Joe Pye weed (Eutrochium purpureum), goldenrod (Solidago spp.) and Mexican sunflower (Tithonia rotundifolia) are all proven Monarch attractors. Several fall-blooming native aster plants (Aster spp.) are perfect for these butterflies as well.  Any caterpillars you see now will most likely be pupating very soon and should migrate. When migrating, most monarchs will save energy and instead of mating or laying eggs, will focus on drinking nectar to fuel up for their journey.

To follow the Monarch migration and to report your butterfly sightings, visit Journey North at journeynorth.org/monarchs. This organization has tabulated the reports of citizen-scientists for many years and is a great resource for school groups. Monarch Watch, accessible at monarchwatch.org, also provides online information about these insects and their habitat needs. 
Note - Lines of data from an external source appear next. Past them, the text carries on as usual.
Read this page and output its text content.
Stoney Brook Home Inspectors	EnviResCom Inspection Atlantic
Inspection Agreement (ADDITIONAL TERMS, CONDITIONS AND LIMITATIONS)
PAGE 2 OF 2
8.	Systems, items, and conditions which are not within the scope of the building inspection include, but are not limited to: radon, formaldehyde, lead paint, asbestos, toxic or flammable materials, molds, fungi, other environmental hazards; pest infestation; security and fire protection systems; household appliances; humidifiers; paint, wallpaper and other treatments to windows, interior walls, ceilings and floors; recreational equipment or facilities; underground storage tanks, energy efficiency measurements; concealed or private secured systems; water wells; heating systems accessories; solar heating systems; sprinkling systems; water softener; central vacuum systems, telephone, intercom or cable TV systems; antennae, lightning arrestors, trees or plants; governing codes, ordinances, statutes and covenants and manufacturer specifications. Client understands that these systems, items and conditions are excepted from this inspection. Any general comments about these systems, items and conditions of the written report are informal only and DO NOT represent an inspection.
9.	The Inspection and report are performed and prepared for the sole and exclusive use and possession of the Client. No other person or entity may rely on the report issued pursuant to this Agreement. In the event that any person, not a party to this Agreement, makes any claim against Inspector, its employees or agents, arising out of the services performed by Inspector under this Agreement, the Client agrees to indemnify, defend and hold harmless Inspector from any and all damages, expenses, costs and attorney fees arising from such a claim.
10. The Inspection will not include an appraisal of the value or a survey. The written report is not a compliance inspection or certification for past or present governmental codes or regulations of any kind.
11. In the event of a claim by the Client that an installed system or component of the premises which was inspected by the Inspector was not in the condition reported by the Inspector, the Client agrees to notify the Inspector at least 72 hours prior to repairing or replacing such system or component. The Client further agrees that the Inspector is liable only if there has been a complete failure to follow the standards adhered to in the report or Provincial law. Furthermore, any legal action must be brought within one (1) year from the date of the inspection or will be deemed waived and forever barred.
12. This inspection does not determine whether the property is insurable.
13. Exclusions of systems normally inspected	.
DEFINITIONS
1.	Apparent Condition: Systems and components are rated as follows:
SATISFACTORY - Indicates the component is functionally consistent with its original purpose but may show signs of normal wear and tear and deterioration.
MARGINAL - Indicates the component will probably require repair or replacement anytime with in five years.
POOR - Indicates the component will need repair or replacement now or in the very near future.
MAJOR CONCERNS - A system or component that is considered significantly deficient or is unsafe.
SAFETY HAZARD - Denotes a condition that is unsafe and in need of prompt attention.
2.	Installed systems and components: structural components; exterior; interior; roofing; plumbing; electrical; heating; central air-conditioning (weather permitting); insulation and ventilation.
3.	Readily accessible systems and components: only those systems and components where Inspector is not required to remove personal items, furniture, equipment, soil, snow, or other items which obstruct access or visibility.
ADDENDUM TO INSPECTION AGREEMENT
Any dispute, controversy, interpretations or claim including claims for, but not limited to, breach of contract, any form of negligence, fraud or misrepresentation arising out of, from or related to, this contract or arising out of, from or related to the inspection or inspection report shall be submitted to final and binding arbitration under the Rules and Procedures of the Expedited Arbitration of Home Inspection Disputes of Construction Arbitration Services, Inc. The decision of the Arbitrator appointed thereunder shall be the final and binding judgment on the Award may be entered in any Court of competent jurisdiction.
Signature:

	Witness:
The Monarch’s migration is one of nature’s most astounding events. With the change in weather, millions of infant butterflies that have never been to their ancestral breeding grounds are beginning their rigorous journey to the very trees that prior generations roosted in before they were born. I’ve seen several gliding through north Georgia, but they can be easy to miss if you aren’t looking.  

If you do happen to miss the fall Monarch migration, spend time getting your garden ready for the Monarchs’ return in the spring. UGA Extension has a wealth of information on how to create pollinator habitats!